El setlist, hasta ese momento, parecía sacado de un sueño, pero aún guardaba varias sorpresas a medida que avanzaba la noche. «The Village of Dwarves» fue una de ellas, una obra que pareció haber sido concebida para cobrar vida junto a una propuesta sinfónica como la presentada aquella noche. Y qué decir de aquellas canciones que nunca imaginamos escuchar en vivo, pero que encontraron en esta propuesta la oportunidad perfecta para hacerse realidad. Hablamos de «Triumph or Agony» y «Son of Pain».
A los ojos de quien escribe, el show avanzaba con una emoción inconmensurable y destacaba por su hermosa propuesta, tanto musical como visual. Era imposible no detenerse a admirar la disposición de los más de 50 músicos que dieron vida a una noche inolvidable, permitiendo que cada uno brillara sobre el escenario.
También hubo espacio para que Alex Holzwarth entregara una cátedra en la batería, demostrando toda su destreza y técnica.
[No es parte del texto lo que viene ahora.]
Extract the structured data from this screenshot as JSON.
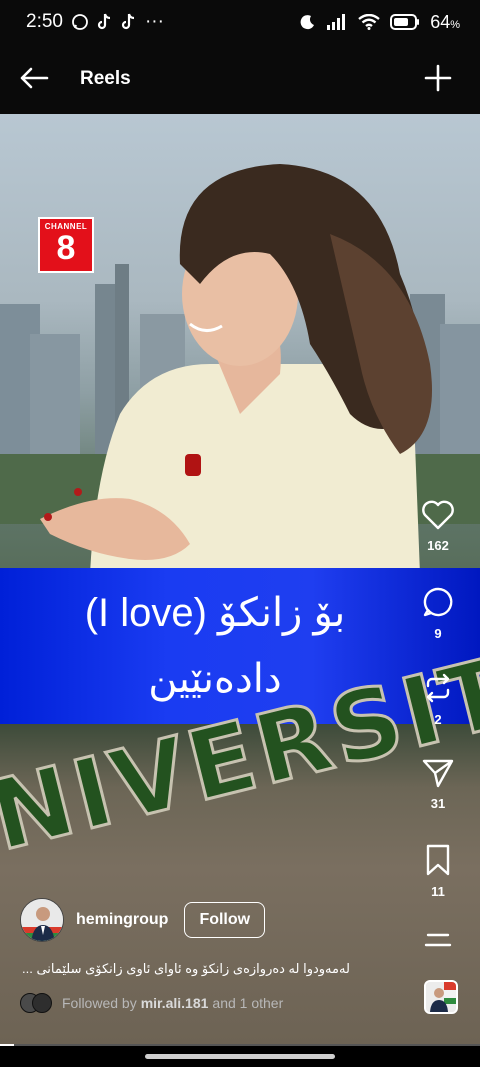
{
  "status_bar": {
    "time": "2:50",
    "more": "···",
    "battery": "64",
    "battery_unit": "%"
  },
  "app_bar": {
    "title": "Reels"
  },
  "video": {
    "channel_logo_top": "CHANNEL",
    "channel_logo_number": "8",
    "caption_line1": "بۆ زانکۆ (I love)",
    "caption_line2": "دادەنێین",
    "field_text": "NIVERSITY"
  },
  "rail": {
    "like_count": "162",
    "comment_count": "9",
    "repost_count": "2",
    "share_count": "31",
    "save_count": "11"
  },
  "post": {
    "username": "hemingroup",
    "follow_label": "Follow",
    "caption": "لەمەودوا لە دەروازەی زانکۆ وە ئاوای ئاوی زانکۆی سلێمانی ...",
    "followed_prefix": "Followed by",
    "followed_name": "mir.ali.181",
    "followed_suffix": "and 1 other"
  },
  "progress_fraction": 0.03,
  "colors": {
    "caption_band": "#1f3ef0",
    "channel_red": "#e3101a"
  }
}
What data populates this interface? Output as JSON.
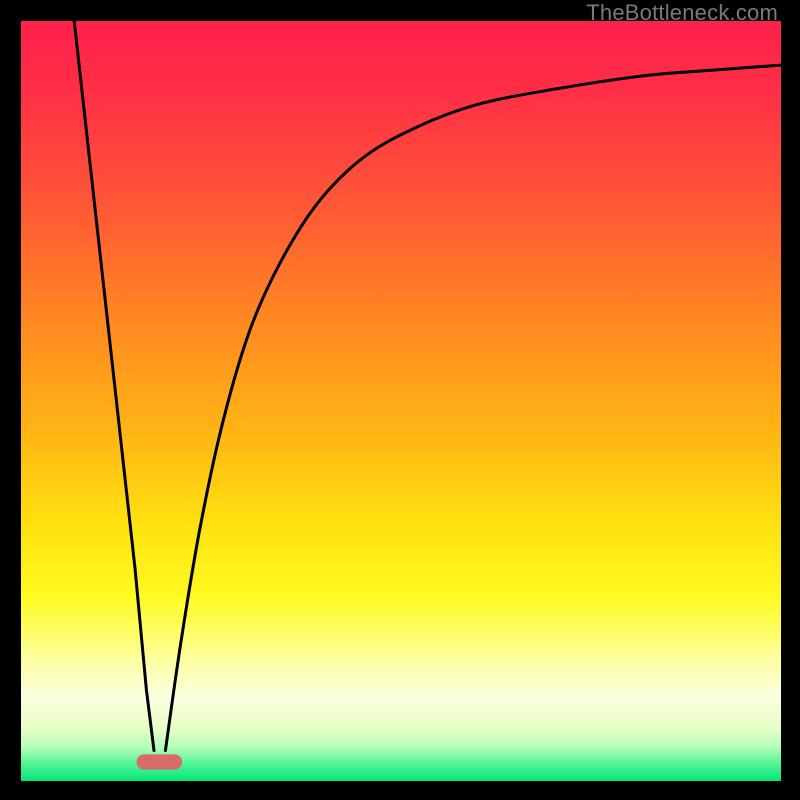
{
  "watermark": {
    "text": "TheBottleneck.com"
  },
  "gradient": {
    "stops": [
      {
        "offset": 0.0,
        "color": "#ff1f4b"
      },
      {
        "offset": 0.1,
        "color": "#ff3045"
      },
      {
        "offset": 0.25,
        "color": "#ff5a35"
      },
      {
        "offset": 0.4,
        "color": "#ff8a20"
      },
      {
        "offset": 0.55,
        "color": "#ffb814"
      },
      {
        "offset": 0.66,
        "color": "#ffe010"
      },
      {
        "offset": 0.76,
        "color": "#fffb22"
      },
      {
        "offset": 0.84,
        "color": "#fdffa0"
      },
      {
        "offset": 0.89,
        "color": "#faffe0"
      },
      {
        "offset": 0.93,
        "color": "#e8ffc6"
      },
      {
        "offset": 0.955,
        "color": "#b6ffb8"
      },
      {
        "offset": 0.975,
        "color": "#5cf598"
      },
      {
        "offset": 1.0,
        "color": "#00e77a"
      }
    ]
  },
  "marker": {
    "cx_frac": 0.182,
    "cy_frac": 0.975,
    "w_frac": 0.06,
    "h_frac": 0.02,
    "fill": "#d96a6a"
  },
  "chart_data": {
    "type": "line",
    "title": "",
    "xlabel": "",
    "ylabel": "",
    "xlim": [
      0,
      1
    ],
    "ylim": [
      0,
      1
    ],
    "legend": false,
    "grid": false,
    "series": [
      {
        "name": "left-branch",
        "x": [
          0.07,
          0.09,
          0.11,
          0.13,
          0.15,
          0.165,
          0.175
        ],
        "values": [
          1.0,
          0.82,
          0.64,
          0.46,
          0.28,
          0.12,
          0.04
        ]
      },
      {
        "name": "right-branch",
        "x": [
          0.19,
          0.21,
          0.235,
          0.265,
          0.3,
          0.34,
          0.39,
          0.45,
          0.52,
          0.6,
          0.7,
          0.82,
          0.92,
          1.0
        ],
        "values": [
          0.04,
          0.18,
          0.33,
          0.47,
          0.59,
          0.68,
          0.76,
          0.82,
          0.86,
          0.89,
          0.91,
          0.928,
          0.936,
          0.942
        ]
      }
    ],
    "annotations": [
      {
        "type": "marker",
        "shape": "pill",
        "x": 0.182,
        "y": 0.025,
        "label": "minimum",
        "color": "#d96a6a"
      }
    ]
  }
}
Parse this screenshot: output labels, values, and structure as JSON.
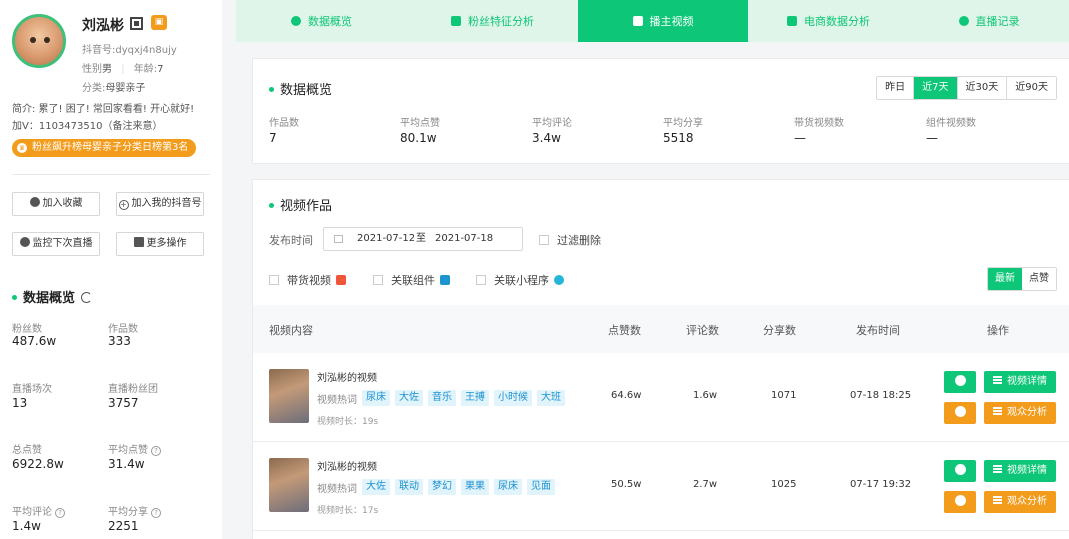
{
  "profile": {
    "name": "刘泓彬",
    "douyin_id": "抖音号:dyqxj4n8ujy",
    "gender_label": "性别",
    "gender": "男",
    "age_label": "年龄:",
    "age": "7",
    "category_label": "分类:",
    "category": "母婴亲子",
    "bio": "简介: 累了! 困了! 常回家看看! 开心就好!",
    "contact": "加V：1103473510（备注来意）",
    "rank_badge": "粉丝飙升榜母婴亲子分类日榜第3名"
  },
  "actions": {
    "favorite": "加入收藏",
    "add_my_account": "加入我的抖音号",
    "monitor_live": "监控下次直播",
    "more": "更多操作"
  },
  "left_stats": {
    "title": "数据概览",
    "items": [
      {
        "label": "粉丝数",
        "value": "487.6w"
      },
      {
        "label": "作品数",
        "value": "333"
      },
      {
        "label": "直播场次",
        "value": "13"
      },
      {
        "label": "直播粉丝团",
        "value": "3757"
      },
      {
        "label": "总点赞",
        "value": "6922.8w"
      },
      {
        "label": "平均点赞",
        "value": "31.4w"
      },
      {
        "label": "平均评论",
        "value": "1.4w"
      },
      {
        "label": "平均分享",
        "value": "2251"
      }
    ]
  },
  "tabs": [
    {
      "label": "数据概览",
      "icon": "pie-chart-icon"
    },
    {
      "label": "粉丝特征分析",
      "icon": "user-card-icon"
    },
    {
      "label": "播主视频",
      "icon": "video-camera-icon"
    },
    {
      "label": "电商数据分析",
      "icon": "shop-icon"
    },
    {
      "label": "直播记录",
      "icon": "clock-icon"
    }
  ],
  "overview": {
    "title": "数据概览",
    "ranges": [
      "昨日",
      "近7天",
      "近30天",
      "近90天"
    ],
    "active_range": "近7天",
    "metrics": [
      {
        "label": "作品数",
        "value": "7"
      },
      {
        "label": "平均点赞",
        "value": "80.1w"
      },
      {
        "label": "平均评论",
        "value": "3.4w"
      },
      {
        "label": "平均分享",
        "value": "5518"
      },
      {
        "label": "带货视频数",
        "value": "—"
      },
      {
        "label": "组件视频数",
        "value": "—"
      }
    ]
  },
  "videos": {
    "title": "视频作品",
    "date_label": "发布时间",
    "date_start": "2021-07-12",
    "date_sep": "至",
    "date_end": "2021-07-18",
    "filter_deleted": "过滤删除",
    "filters": [
      "带货视频",
      "关联组件",
      "关联小程序"
    ],
    "sort": [
      "最新",
      "点赞"
    ],
    "columns": [
      "视频内容",
      "点赞数",
      "评论数",
      "分享数",
      "发布时间",
      "操作"
    ],
    "hot_label": "视频热词",
    "duration_label": "视频时长：",
    "detail_label": "视频详情",
    "audience_label": "观众分析",
    "rows": [
      {
        "title": "刘泓彬的视频",
        "keywords": [
          "尿床",
          "大佐",
          "音乐",
          "王搏",
          "小时候",
          "大班"
        ],
        "duration": "19s",
        "likes": "64.6w",
        "comments": "1.6w",
        "shares": "1071",
        "time": "07-18 18:25"
      },
      {
        "title": "刘泓彬的视频",
        "keywords": [
          "大佐",
          "联动",
          "梦幻",
          "果果",
          "尿床",
          "见面"
        ],
        "duration": "17s",
        "likes": "50.5w",
        "comments": "2.7w",
        "shares": "1025",
        "time": "07-17 19:32"
      }
    ]
  },
  "colors": {
    "accent": "#0ec677",
    "orange": "#f39b1b",
    "tag_bg": "#e1f3fb",
    "tag_text": "#1d93d0"
  }
}
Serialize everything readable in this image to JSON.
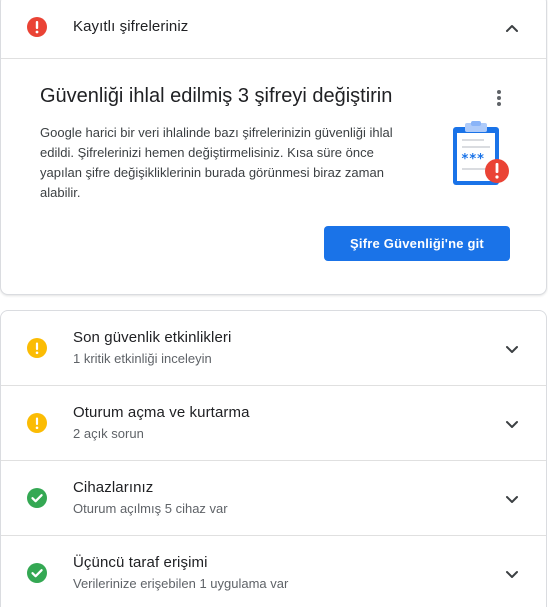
{
  "header": {
    "title": "Kayıtlı şifreleriniz",
    "status": "error",
    "status_icon": "error-icon",
    "chevron_icon": "chevron-up-icon"
  },
  "alert_card": {
    "title": "Güvenliği ihlal edilmiş 3 şifreyi değiştirin",
    "description": "Google harici bir veri ihlalinde bazı şifrelerinizin güvenliği ihlal edildi. Şifrelerinizi hemen değiştirmelisiniz. Kısa süre önce yapılan şifre değişikliklerinin burada görünmesi biraz zaman alabilir.",
    "action_label": "Şifre Güvenliği'ne git",
    "more_icon": "more-vert-icon",
    "illustration_icon": "password-clipboard-icon",
    "illustration_text": "***"
  },
  "items": [
    {
      "title": "Son güvenlik etkinlikleri",
      "subtitle": "1 kritik etkinliği inceleyin",
      "status": "warning",
      "status_icon": "warning-icon"
    },
    {
      "title": "Oturum açma ve kurtarma",
      "subtitle": "2 açık sorun",
      "status": "warning",
      "status_icon": "warning-icon"
    },
    {
      "title": "Cihazlarınız",
      "subtitle": "Oturum açılmış 5 cihaz var",
      "status": "ok",
      "status_icon": "check-icon"
    },
    {
      "title": "Üçüncü taraf erişimi",
      "subtitle": "Verilerinize erişebilen 1 uygulama var",
      "status": "ok",
      "status_icon": "check-icon"
    }
  ],
  "colors": {
    "error": "#ea4335",
    "warning": "#fbbc04",
    "ok": "#34a853",
    "primary": "#1a73e8"
  }
}
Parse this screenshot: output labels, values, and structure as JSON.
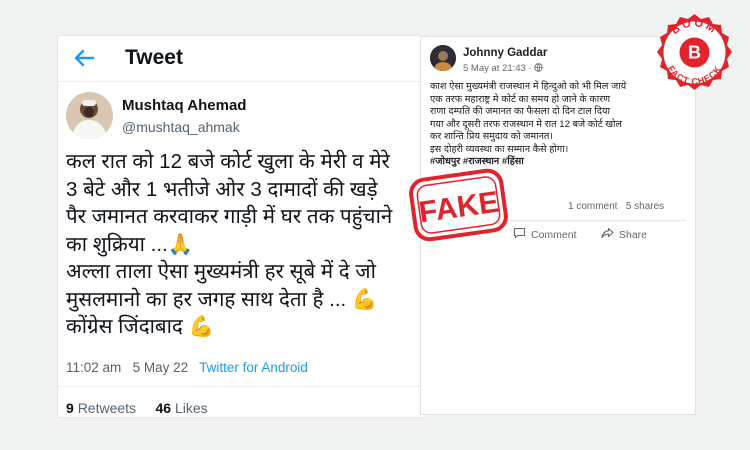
{
  "tweet": {
    "header_title": "Tweet",
    "author_name": "Mushtaq Ahemad",
    "author_handle": "@mushtaq_ahmak",
    "body_lines": [
      "कल रात को 12 बजे कोर्ट खुला के मेरी व मेरे",
      "3 बेटे और 1 भतीजे ओर 3 दामादों की खड़े",
      "पैर जमानत करवाकर गाड़ी में घर तक पहुंचाने",
      "का शुक्रिया ...🙏",
      "अल्ला ताला ऐसा मुख्यमंत्री हर सूबे में दे जो",
      "मुसलमानो का हर जगह साथ देता है ... 💪",
      "कोंग्रेस जिंदाबाद 💪"
    ],
    "time": "11:02 am",
    "date": "5 May 22",
    "source": "Twitter for Android",
    "retweets_count": "9",
    "retweets_label": "Retweets",
    "likes_count": "46",
    "likes_label": "Likes"
  },
  "facebook": {
    "author_name": "Johnny Gaddar",
    "timestamp": "5 May at 21:43 · ",
    "body_lines": [
      "काश ऐसा मुख्यमंत्री राजस्थान में हिन्दुओ को भी मिल जाये",
      "एक तरफ महाराष्ट्र मे कोर्ट का समय हो जाने के कारण",
      "राणा दम्पति की जमानत का फैसला दो दिन टाल दिया",
      "गया और दूसरी तरफ राजस्थान मे रात 12 बजे कोर्ट खोल",
      "कर शान्ति प्रिय समुदाय को जमानत।",
      "इस दोहरी व्यवस्था का सम्मान कैसे होगा।"
    ],
    "hashtags": "#जोधपुर #राजस्थान #हिंसा",
    "comments": "1 comment",
    "shares": "5 shares",
    "comment_label": "Comment",
    "share_label": "Share"
  },
  "stamp": {
    "text": "FAKE",
    "color": "#e0242b"
  },
  "badge": {
    "top_text": "BOOM",
    "letter": "B",
    "bottom_text": "FACT CHECK",
    "color": "#e0242b"
  },
  "colors": {
    "twitter_blue": "#1d9bf0",
    "page_bg": "#f1f3f3"
  }
}
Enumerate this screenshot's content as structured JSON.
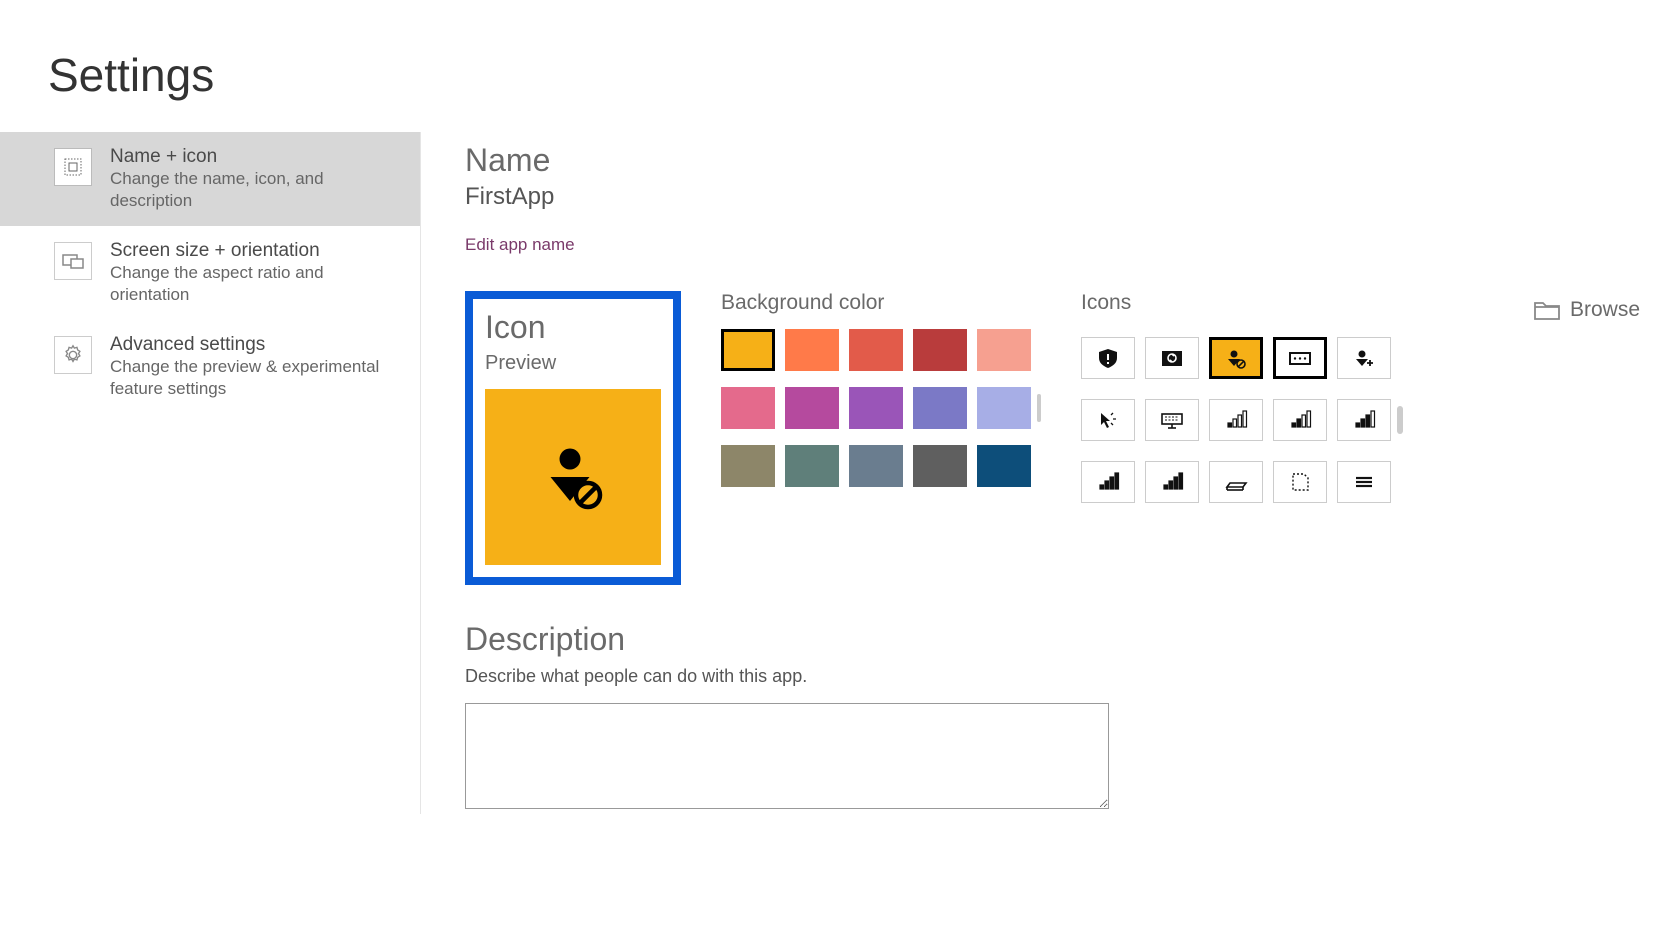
{
  "page": {
    "title": "Settings"
  },
  "sidebar": {
    "items": [
      {
        "title": "Name + icon",
        "sub": "Change the name, icon, and description"
      },
      {
        "title": "Screen size + orientation",
        "sub": "Change the aspect ratio and orientation"
      },
      {
        "title": "Advanced settings",
        "sub": "Change the preview & experimental feature settings"
      }
    ]
  },
  "name": {
    "label": "Name",
    "value": "FirstApp",
    "edit_link": "Edit app name"
  },
  "icon": {
    "label": "Icon",
    "preview_label": "Preview",
    "bg_label": "Background color",
    "icons_label": "Icons",
    "browse_label": "Browse",
    "colors": [
      {
        "hex": "#f6b017",
        "selected": true
      },
      {
        "hex": "#ff7a49"
      },
      {
        "hex": "#e25b4a"
      },
      {
        "hex": "#b93c3c"
      },
      {
        "hex": "#f6a090"
      },
      {
        "hex": "#e46a8c"
      },
      {
        "hex": "#b54a9e"
      },
      {
        "hex": "#9a55b8"
      },
      {
        "hex": "#7b79c6"
      },
      {
        "hex": "#a7aee6"
      },
      {
        "hex": "#8d8669"
      },
      {
        "hex": "#5f7f7a"
      },
      {
        "hex": "#6a7d8f"
      },
      {
        "hex": "#5f5f5f"
      },
      {
        "hex": "#0d4e7a"
      }
    ],
    "icons": [
      {
        "name": "shield-alert-icon"
      },
      {
        "name": "photo-sync-icon"
      },
      {
        "name": "user-block-icon",
        "selected": true
      },
      {
        "name": "card-icon",
        "alt_selected": true
      },
      {
        "name": "user-add-icon"
      },
      {
        "name": "pointer-icon"
      },
      {
        "name": "keyboard-icon"
      },
      {
        "name": "signal-1-icon"
      },
      {
        "name": "signal-2-icon"
      },
      {
        "name": "signal-3-icon"
      },
      {
        "name": "signal-4-icon"
      },
      {
        "name": "signal-5-icon"
      },
      {
        "name": "scanner-icon"
      },
      {
        "name": "page-dashed-icon"
      },
      {
        "name": "menu-icon"
      }
    ]
  },
  "description": {
    "label": "Description",
    "sub": "Describe what people can do with this app.",
    "value": ""
  }
}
Luego, Patrice Guers regaló un increíble solo de bajo que, aunque breve, fue suficiente para emocionar a los presentes y dejar en evidencia toda su maestría. Completando esta formación estelar se encontraban Luca Turilli y Dominique Leurquin, quienes no necesitan presentación para imponer su presencia sobre cualquier escenario.
Más adelante, Fabio Lione volvió a tomar el micrófono para introducir la primera canción de la noche perteneciente a Legendary Tales, el álbum debut lanzado en 1997. Así comenzó a sonar «Land of Immortals», transportando al público a los primeros capítulos de la legendaria Emerald Sword Saga.

El vocalista volvió a dirigirse al público poco después para compartir otra anécdota. Esta vez recordó un encuentro con su vecino, Andrea Bocelli, a quien encontró en la Torre de Pisa y con quien compartió una conversación junto a su esposa. La historia sirvió como introducción para uno de los momentos más inesperados de la noche, dejando momentáneamente de lado el metal para aprovechar al máximo el acompañamiento orquestal y la extraordinaria voz de Fabio Lione, quien interpretó «Por Ti Volaré», la versión en español de la célebre canción de Andrea Bocelli.
La banda volvió a la senda del metal con «Holy Thunderforce», una de las canciones más movidas de la noche, encendiendo nuevamente a los presentes. Luego, las luces se apagaron momentáneamente sobre el escenario, dejando a la orquesta a solas. En breve comenzó a sonar «Epicus Furor» para dar paso a la infaltable «Emerald Sword», desatando la euforia entre los asistentes, quienes encontrarían respiro con «Lamento Eroico», una canción que junto a la sinfónica se sintió aún más épica gracias a la profundidad de sus coros. Y para cerrar en grande, la banda tenía guardada «Unholy Warcry», una composición que refleja toda la grandeza de Rhapsody, un himno inmortal destinado a perdurar en la historia de la música.
Al finalizar, los integrantes fueron abandonando el escenario, pero la Filarmónica Live Action de Chile continuó con su increíble labor interpretando «Act VII: The Angels’ Dark Revelation», poniendo el broche de oro a una de las presentaciones más hermosas del año.